This is a standard condition that is easy to understand intuitively. Consider $P_0 = (1,0)$ and take two paths from $P_0$ to $P_1 = (-1,0)$, one ($C_1$) going counterclockwise around the unit circle, the other ($C_2$) going clockwise around the unit circle. Then note that
$$\int_{C_1}\alpha - \int_{C_2}\alpha = \int_C\alpha,$$
where $C$ is the unit circle, traversed once counterclockwise. So to have any chance at well-definedness of $u$, we certainly need to require that $\int_C\alpha = 0$.
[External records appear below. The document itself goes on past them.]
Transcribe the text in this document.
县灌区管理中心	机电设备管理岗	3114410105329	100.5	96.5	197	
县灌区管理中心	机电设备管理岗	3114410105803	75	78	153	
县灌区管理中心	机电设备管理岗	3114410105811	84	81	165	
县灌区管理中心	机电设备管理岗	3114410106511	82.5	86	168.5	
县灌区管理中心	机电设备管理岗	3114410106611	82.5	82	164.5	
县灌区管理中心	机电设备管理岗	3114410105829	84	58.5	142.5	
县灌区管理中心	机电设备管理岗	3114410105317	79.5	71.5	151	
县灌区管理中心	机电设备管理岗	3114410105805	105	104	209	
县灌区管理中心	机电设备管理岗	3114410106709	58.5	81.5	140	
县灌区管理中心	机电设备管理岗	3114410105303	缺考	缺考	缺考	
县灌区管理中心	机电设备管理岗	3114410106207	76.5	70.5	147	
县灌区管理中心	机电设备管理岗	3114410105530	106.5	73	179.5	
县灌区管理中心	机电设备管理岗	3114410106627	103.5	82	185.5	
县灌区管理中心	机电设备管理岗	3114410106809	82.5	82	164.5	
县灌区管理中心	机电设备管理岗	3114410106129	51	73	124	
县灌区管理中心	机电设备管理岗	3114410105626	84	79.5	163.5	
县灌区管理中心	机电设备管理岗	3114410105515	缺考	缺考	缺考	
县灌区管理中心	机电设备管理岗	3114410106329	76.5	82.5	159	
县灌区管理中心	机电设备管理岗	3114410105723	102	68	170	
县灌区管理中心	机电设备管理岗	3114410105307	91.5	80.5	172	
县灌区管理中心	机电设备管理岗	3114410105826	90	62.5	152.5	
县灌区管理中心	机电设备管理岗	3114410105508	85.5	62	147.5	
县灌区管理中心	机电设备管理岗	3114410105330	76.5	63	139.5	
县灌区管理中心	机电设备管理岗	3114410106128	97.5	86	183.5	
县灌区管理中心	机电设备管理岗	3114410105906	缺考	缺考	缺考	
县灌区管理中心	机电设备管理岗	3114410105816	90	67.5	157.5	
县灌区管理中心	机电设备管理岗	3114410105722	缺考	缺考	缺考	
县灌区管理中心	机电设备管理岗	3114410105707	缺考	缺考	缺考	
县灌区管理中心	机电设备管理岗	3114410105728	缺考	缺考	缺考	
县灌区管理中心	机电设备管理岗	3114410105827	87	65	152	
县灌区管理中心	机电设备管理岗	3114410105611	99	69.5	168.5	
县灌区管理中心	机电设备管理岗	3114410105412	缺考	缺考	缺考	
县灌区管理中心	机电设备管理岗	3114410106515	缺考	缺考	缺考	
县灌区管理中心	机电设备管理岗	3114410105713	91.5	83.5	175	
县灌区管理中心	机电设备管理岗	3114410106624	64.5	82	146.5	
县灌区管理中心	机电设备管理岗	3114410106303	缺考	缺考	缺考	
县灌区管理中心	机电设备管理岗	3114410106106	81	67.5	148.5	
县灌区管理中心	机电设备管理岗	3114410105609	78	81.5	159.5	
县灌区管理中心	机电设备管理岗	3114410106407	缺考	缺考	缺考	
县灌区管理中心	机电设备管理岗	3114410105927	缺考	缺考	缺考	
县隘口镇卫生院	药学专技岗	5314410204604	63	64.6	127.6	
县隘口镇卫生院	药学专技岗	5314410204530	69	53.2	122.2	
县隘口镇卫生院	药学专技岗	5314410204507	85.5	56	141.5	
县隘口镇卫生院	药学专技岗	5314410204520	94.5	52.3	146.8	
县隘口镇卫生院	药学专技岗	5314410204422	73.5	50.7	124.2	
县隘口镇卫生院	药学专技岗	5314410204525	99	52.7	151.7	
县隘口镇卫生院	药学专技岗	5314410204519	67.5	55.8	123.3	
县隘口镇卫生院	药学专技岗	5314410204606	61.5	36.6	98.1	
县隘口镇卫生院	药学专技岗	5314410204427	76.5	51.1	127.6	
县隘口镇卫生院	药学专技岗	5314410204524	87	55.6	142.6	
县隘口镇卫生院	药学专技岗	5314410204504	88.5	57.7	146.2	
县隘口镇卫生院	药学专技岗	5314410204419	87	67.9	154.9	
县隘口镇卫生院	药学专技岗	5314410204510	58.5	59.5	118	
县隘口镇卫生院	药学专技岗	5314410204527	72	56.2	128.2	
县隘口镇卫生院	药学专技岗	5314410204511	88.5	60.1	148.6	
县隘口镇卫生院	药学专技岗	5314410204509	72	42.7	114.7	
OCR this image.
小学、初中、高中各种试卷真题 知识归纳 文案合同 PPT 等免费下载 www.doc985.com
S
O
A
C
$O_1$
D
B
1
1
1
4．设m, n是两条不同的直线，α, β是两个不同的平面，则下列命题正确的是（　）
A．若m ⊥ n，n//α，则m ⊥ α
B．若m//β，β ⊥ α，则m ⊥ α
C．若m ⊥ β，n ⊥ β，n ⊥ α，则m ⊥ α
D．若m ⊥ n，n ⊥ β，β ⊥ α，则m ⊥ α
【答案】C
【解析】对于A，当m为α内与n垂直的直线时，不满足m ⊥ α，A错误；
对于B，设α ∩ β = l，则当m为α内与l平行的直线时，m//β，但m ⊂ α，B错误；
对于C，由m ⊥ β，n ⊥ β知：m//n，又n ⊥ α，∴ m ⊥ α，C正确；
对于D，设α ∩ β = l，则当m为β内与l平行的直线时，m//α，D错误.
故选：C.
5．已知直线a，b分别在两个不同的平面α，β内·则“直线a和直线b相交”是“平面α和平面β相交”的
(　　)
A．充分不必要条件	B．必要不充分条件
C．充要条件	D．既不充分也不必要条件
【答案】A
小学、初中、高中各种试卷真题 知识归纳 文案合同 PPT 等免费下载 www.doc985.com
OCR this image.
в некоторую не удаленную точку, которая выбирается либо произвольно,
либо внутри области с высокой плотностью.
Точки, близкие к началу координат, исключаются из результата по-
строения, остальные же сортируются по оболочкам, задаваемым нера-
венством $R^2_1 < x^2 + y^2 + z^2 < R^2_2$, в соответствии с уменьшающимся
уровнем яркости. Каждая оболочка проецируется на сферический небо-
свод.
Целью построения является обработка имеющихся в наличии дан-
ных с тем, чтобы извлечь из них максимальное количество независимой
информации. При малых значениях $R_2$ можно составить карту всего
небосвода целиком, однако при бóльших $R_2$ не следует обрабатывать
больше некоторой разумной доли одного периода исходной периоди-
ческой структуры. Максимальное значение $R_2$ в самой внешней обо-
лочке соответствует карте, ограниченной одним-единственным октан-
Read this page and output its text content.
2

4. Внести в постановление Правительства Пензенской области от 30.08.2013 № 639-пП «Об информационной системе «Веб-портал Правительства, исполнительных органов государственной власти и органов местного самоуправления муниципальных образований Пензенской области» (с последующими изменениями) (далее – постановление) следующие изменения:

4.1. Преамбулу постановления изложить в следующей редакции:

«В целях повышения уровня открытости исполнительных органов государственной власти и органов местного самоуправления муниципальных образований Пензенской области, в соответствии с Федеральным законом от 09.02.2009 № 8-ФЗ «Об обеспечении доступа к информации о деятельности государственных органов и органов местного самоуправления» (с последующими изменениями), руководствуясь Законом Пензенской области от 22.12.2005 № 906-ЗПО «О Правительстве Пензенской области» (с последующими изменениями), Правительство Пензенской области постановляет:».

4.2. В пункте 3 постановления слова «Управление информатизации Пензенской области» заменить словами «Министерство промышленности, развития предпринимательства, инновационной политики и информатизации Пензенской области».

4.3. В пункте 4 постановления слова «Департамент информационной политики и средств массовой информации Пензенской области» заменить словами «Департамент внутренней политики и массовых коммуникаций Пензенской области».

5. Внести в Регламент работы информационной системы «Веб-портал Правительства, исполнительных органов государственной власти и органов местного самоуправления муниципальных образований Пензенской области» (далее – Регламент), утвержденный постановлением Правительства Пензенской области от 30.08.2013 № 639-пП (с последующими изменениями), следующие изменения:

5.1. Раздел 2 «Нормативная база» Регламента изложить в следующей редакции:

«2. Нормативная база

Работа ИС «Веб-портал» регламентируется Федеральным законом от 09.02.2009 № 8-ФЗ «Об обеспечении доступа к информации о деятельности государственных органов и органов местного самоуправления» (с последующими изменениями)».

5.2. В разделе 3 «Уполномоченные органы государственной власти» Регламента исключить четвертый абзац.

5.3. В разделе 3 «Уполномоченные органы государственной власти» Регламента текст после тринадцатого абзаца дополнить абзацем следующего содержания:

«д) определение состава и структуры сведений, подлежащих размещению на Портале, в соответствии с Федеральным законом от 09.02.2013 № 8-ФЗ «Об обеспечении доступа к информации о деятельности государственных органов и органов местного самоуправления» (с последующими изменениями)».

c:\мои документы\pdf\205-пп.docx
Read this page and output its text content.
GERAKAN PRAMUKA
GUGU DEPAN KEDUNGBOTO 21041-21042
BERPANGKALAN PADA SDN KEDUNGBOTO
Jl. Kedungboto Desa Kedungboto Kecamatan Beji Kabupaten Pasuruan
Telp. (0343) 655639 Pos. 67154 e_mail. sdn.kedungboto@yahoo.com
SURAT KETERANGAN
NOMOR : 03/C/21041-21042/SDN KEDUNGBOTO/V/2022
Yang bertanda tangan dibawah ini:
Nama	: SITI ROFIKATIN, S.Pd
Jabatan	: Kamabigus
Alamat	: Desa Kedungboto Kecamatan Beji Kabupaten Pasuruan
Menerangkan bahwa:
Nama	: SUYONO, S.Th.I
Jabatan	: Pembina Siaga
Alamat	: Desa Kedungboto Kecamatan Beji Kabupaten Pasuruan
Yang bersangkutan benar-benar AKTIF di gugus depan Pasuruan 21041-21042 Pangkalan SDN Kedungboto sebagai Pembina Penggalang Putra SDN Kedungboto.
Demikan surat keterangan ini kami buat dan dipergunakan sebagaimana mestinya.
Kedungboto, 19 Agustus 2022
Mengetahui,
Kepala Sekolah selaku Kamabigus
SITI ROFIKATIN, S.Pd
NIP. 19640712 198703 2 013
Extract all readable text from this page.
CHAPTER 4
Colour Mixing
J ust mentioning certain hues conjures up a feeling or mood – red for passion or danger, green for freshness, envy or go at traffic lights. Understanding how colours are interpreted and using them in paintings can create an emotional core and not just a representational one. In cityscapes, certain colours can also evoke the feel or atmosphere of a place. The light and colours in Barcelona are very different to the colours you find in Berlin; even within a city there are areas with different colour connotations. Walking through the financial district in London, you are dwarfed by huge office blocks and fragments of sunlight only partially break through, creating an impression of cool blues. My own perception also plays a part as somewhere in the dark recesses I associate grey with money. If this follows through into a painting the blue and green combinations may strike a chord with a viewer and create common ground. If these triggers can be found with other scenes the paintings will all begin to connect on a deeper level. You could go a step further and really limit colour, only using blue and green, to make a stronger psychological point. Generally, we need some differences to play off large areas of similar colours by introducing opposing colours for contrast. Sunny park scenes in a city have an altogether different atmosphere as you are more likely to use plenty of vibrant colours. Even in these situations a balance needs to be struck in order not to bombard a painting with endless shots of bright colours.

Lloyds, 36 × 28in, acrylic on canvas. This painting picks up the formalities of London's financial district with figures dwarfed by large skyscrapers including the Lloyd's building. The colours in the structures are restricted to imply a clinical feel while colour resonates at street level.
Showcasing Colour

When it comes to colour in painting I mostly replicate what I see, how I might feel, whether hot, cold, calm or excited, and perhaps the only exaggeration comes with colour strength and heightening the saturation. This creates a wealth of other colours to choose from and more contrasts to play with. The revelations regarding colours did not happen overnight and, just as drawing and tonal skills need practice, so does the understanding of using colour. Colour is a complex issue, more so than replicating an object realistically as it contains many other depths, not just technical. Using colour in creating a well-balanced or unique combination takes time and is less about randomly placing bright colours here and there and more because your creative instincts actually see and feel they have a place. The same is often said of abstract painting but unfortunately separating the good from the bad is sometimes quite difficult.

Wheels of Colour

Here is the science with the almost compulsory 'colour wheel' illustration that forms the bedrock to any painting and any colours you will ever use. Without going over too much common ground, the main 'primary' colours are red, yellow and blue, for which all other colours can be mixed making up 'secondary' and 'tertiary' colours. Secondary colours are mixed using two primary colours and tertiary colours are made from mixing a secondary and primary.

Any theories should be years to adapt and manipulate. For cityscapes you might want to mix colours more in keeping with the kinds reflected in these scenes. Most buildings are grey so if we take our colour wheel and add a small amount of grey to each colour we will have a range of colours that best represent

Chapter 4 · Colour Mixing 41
The question is why this suffices. The point is that any closed curve $\Gamma$ whatsoever is homologous to some integer $n$ multiple of $C$. The requisite notion is that of the winding number of the closed curve $\Gamma$ around the origin. Basically what you want to draw is this: Project the points of $\Gamma$ radially onto $C$; as you go around $\Gamma$, following the projection gives you a path $\bar\Gamma$ going around $C$ (perhaps back and forth, perhaps multiple times), but it must start and end at the same point. The number of times this path traverses $C$ (counting counterclockwise as positive and clockwise as negative) will give you $n$.
For each revolution of $\Gamma$ around $C$, you can fill in a region between $C$ and the relevant portion of $\Gamma$ — which will itself be a closed path — and apply Green's/Stokes's Theorem to that region. Since $d\alpha = 0$, this will show you (adding up the pieces) that $\int_\Gamma\alpha = \int_{\bar\Gamma}\alpha = n\int_C\alpha$. So, with the hypothesis that $\int_C\alpha = 0$, we conclude that $\int_\alpha$ is in fact generally path-independent. (As before, take any two paths from $x_0$ to $x$ and one, followed by the reverse of the other, gives you a closed curve $\Gamma$.)